Ora, protetto  dalla sottile  lamina  trasparente, quel  viso  lo fissava dalla parete sovrastante la spalliera del letto.

- Ti piace?  - mormorò -  Ora potrai vivere  ancora, per lo  meno finché non morirò anch'io. Ti va di tenermi compagnia? Sai,  devo confessarti una  cosa,  ma promettimi  che  non  ti  arrabbierai. Benissimo: prima che ci perdessimo definitivamente di vista,  più o meno  all'epoca in  cui ti  scattai quella  foto, avrei  voluto dirti che  i miei  sentimenti per  te trascendevano  la  semplice amicizia. Sì, insomma, mi resi conto che il mio non era  affetto, ma qualcosa di  più grande. E  seppi che era  sempre stato  così, benché avessi  fatto di  tutto per  soffocare tale  pensiero.  Ma neanche allora, come in tutti gli anni precedenti, te ne  parlai. Mi limitai a  scomparire, convincendomi che  stavo agendo per  il meglio. Tu  non  avresti mai  neppure  sospettato  una  cosa  del genere, e mi costrinsi a pensare che, in fondo, era giusto  così. E ora non ci sei più;  te ne sei andata in  punta di piedi.  L'ho saputo per caso  stamattina, pensa  un po’:  avevo telefonato  per salutare i tuoi, dopo anni di lontananza. Credevo di far loro una bella sorpresa e invece l'hanno fatta  a me. Perché l'hai  fatto? Perché non hai almeno provato a chiamarmi? Ero comunque un amico, no? -

Ma la  morsa del  dolore si  allentò all'improvviso,  e  asciutti singhiozzi  ruppero  il  silenzio  della  stanza.  Il  dolcissimo sguardo lo seguì mentre si allontanava.
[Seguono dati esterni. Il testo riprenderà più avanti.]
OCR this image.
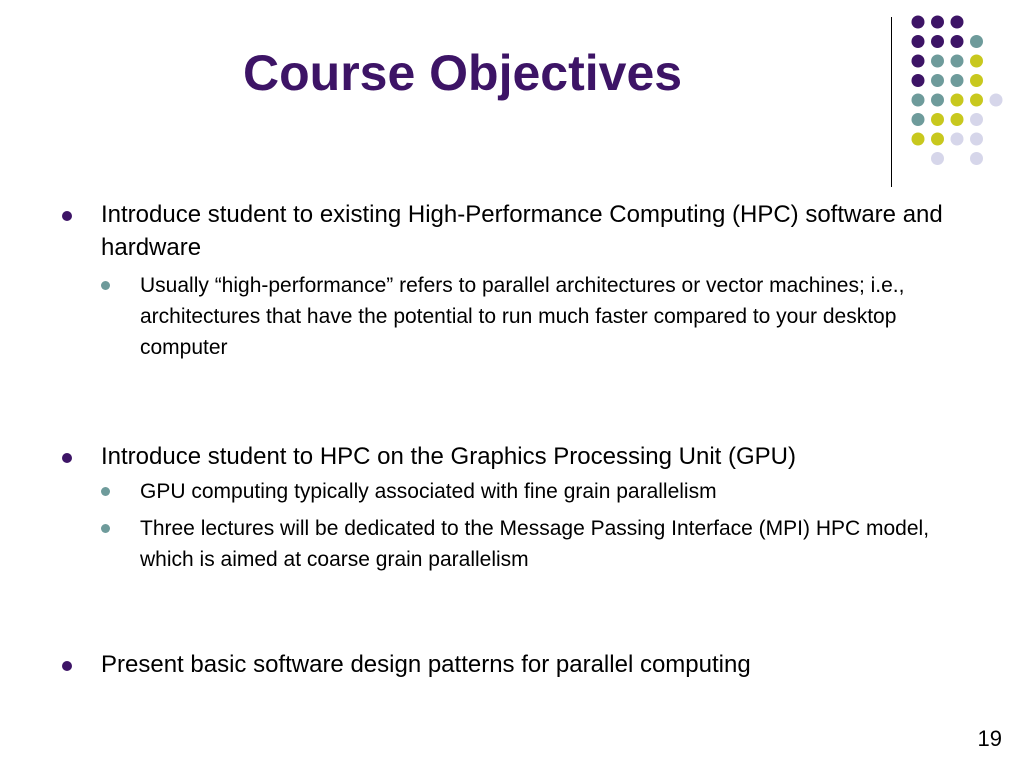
Course Objectives

Introduce student to existing High-Performance Computing (HPC) software and hardware

Usually “high-performance” refers to parallel architectures or vector machines; i.e., architectures that have the potential to run much faster compared to your desktop computer

Introduce student to HPC on the Graphics Processing Unit (GPU)

GPU computing typically associated with fine grain parallelism

Three lectures will be dedicated to the Message Passing Interface (MPI) HPC model, which is aimed at coarse grain parallelism

Present basic software design patterns for parallel computing

19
Rincasò molto  tardi.  Si fermò  qualche  minuto in  cucina,  per stilare  la  lista  delle  cose  che  l'indomani  avrebbe  dovuto comperare; quindi  entrò  in camera  da  letto. Il  ritratto  gli rivolse una  soave occhiata  di benvenuto  (o l'aveva  sognato?): solo per un attimo si chiese se non avesse fatto una sciocchezza.  Poi decise che una dolce e sottile malinconia era preferibile  ad una vita priva di sentimenti, e  si attardò ancora a guardare  il bel volto.

- Sei bellissima come sempre, va  là. Ti sei annoiata oggi?  Beh, vuol dire  che  cercherò di  lasciarti  da sola  il  minor  tempo possibile. Certo, non posso lasciare il lavoro, o finirei  presto per tenerti compagnia... non che mi dispiacerebbe eccessivamente: in fondo la tua scomparsa ha tagliato un altro dei pochi fili che mi legavano  alla  vita.  Però non  mi  garba  l'idea  di  morire addirittura per inedia, sei d'accordo? - E si recò in bagno per la doccia serale.

Domenica! Finalmente!

Da tanto quel giorno della settimana veniva dedicato al  completo riposo.

Nel dormiveglia ricordò i tempi in cui non era solo: aveva sempre finito per  odiare l'obbligo  pressante e  ricorrente del  sabato sera in  discoteca (o  comunque fuori,  sino alle  prime ore  del mattino), seguito  dalla  levataccia domenicale,  per  andare  al mare, in montagna, " a divertirsi" in qualsiasi modo.

Svegliarsi presto  non  gli era  mai  piaciuto:  figuriamoci  nel settimo giorno! Era stata forse questa  una delle cause  primarie di incompatibilità con le donne. Beh,  da un bel pezzo non  c'era alcuno a rompergli le scatole affinché si svegliasse.

- Con "lei" sarebbe stato tutto diverso. - pensò - Forse! -

Una pigra  occhiata  alla sveglia,  che  segnava  le  undici,  lo convinse dell'opportunità  di  alzarsi. Poteva  tornare  a  letto appena buttato giù qualcosa: chi gliel'avrebbe impedito?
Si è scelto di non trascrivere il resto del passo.